Women On The Front Lines : Normandy, France 1944!

I think this needs to be something that is taught in schools. Oh, and even int the confines Marxist universities.



With people (men & women) like this, it is easy to understand how the allies won WWII. These people are our super heroes. As long as we have people like this, we can't lose.

Normandy, France, May, 1944

23-year-old Phyllis Latour jumps from a US Air Force bomber and parachutes into occupied Normandy to gather intelligence on Nazi positions in preparation for D-Day. She uses an entrenching tool strapped to her leg to bury her 'chute and clothes, and begins a 4 month mission of impeccable spycraft posing as a poor teenage French girl.

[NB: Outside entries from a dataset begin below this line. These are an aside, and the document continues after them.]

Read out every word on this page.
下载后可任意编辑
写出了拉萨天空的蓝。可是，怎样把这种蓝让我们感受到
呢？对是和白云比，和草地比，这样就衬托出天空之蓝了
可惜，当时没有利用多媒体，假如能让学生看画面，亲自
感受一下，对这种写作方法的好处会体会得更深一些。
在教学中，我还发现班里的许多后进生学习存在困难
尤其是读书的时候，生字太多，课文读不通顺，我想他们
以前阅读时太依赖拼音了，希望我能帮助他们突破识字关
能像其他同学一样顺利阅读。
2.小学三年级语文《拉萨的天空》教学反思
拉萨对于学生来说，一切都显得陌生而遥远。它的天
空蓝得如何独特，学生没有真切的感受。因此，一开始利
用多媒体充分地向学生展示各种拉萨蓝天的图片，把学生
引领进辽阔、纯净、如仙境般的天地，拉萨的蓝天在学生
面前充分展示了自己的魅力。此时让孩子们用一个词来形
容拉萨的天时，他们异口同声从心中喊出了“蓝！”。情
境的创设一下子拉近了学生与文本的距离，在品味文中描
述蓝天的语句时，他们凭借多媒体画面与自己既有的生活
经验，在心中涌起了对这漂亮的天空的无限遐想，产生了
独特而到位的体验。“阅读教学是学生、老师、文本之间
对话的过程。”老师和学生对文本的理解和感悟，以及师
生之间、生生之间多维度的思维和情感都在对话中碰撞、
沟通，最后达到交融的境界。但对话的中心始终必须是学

Latour had been trained by the British Special Operations Executive (SOE). She learned about encryption and surveillance, how to send messages in Morse code, and how to repair the wireless sets. She had to pass grueling physical tests set in the rough terrain of the Scottish highlands. She learned the techniques of close combat, and described how they were taught by a cat burglar who had been released from jail on "how to get in a high window, and down drain pipes, how to climb over roofs without being caught." Latour was determined to exact revenge against the Nazis, who had killed her godfather.

It would be a dangerous mission. Years later Latour told an interviewer "The men who had been sent just before me were caught and executed. I was told I was chosen for that area [of France] because I would arouse less suspicion." She used bicycles to tour the region, often under the guise of selling soap, and passed information to the British on Nazi positions using coded messages. Acting the part of a silly country girl, she would chatter with German soldiers. She moved constantly to avoid detection. Often she would spend nights sleeping in forests and foraging for food.

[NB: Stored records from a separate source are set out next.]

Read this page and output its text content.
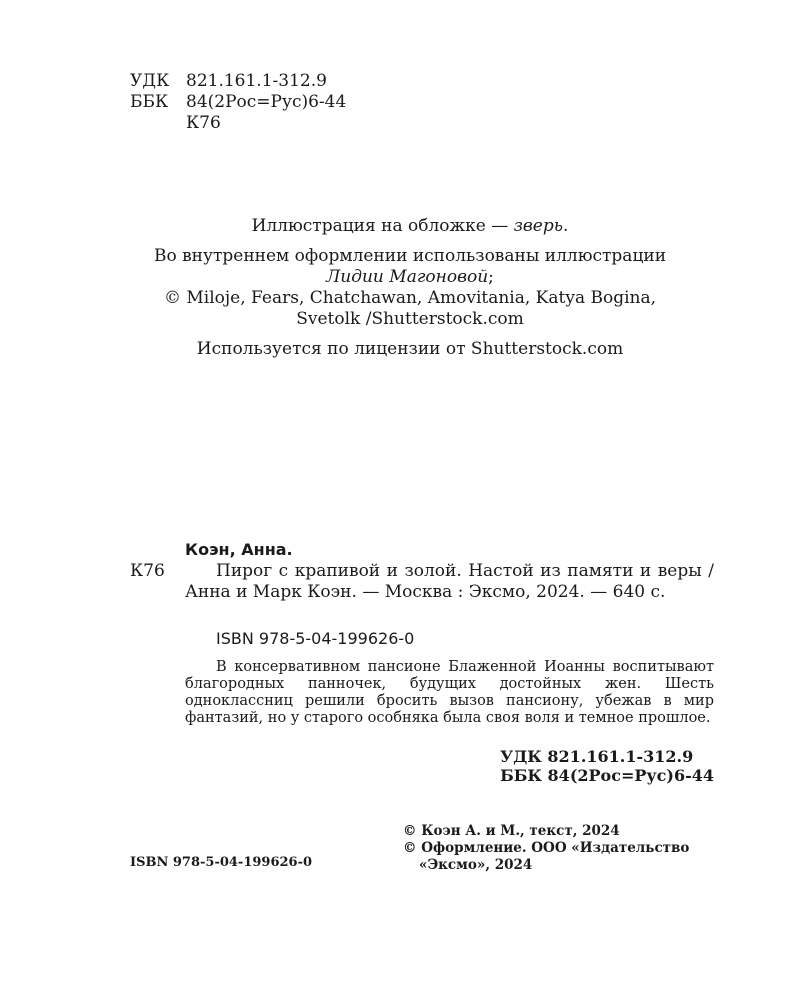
УДК 821.161.1-312.9
ББК	84(2Рос=Рус)6-44
К76
Иллюстрация на обложке — зверь.
Во внутреннем оформлении использованы иллюстрации
Лидии Магоновой;
© Miloje, Fears, Chatchawan, Amovitania, Katya Bogina,
Svetolk /Shutterstock.com
Используется по лицензии от Shutterstock.com
Коэн, Анна.
К76	Пирог с крапивой и золой. Настой из памяти и веры / Анна и Марк Коэн. — Москва : Эксмо, 2024. — 640 с.
ISBN 978-5-04-199626-0
В консервативном пансионе Блаженной Иоанны воспитывают благородных панночек, будущих достойных жен. Шесть одноклассниц решили бросить вызов пансиону, убежав в мир фантазий, но у старого особняка была своя воля и темное прошлое.
УДК 821.161.1-312.9
ББК 84(2Рос=Рус)6-44
ISBN 978-5-04-199626-0
© Коэн А. и М., текст, 2024
© Оформление. ООО «Издательство
«Эксмо», 2024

Latour developed an ingenious plan to conceal her activities. She carried her secret codes on a piece of silk, pricking each one with a pin when it had been used. She concealed the silk in a hair tie. When she was briefly detained by the Germans and subjected to search, she brazenly removed the tie and let her hair fall, to show that she had nothing to hide. During the summer of 1944 she sent 135 coded messages, helping Allied bombers to identify German targets.

After the war, Latour married and settled in New Zealand, raising four children. Her children knew nothing about their mother's service until her oldest son discovered the information on the Internet in 2000. She was presented with the Chevalier of the Legion of Honor by the French government in 2014, as part of the 70th anniversary of the battle of Normandy. Still living in New Zealand, Latour is 101.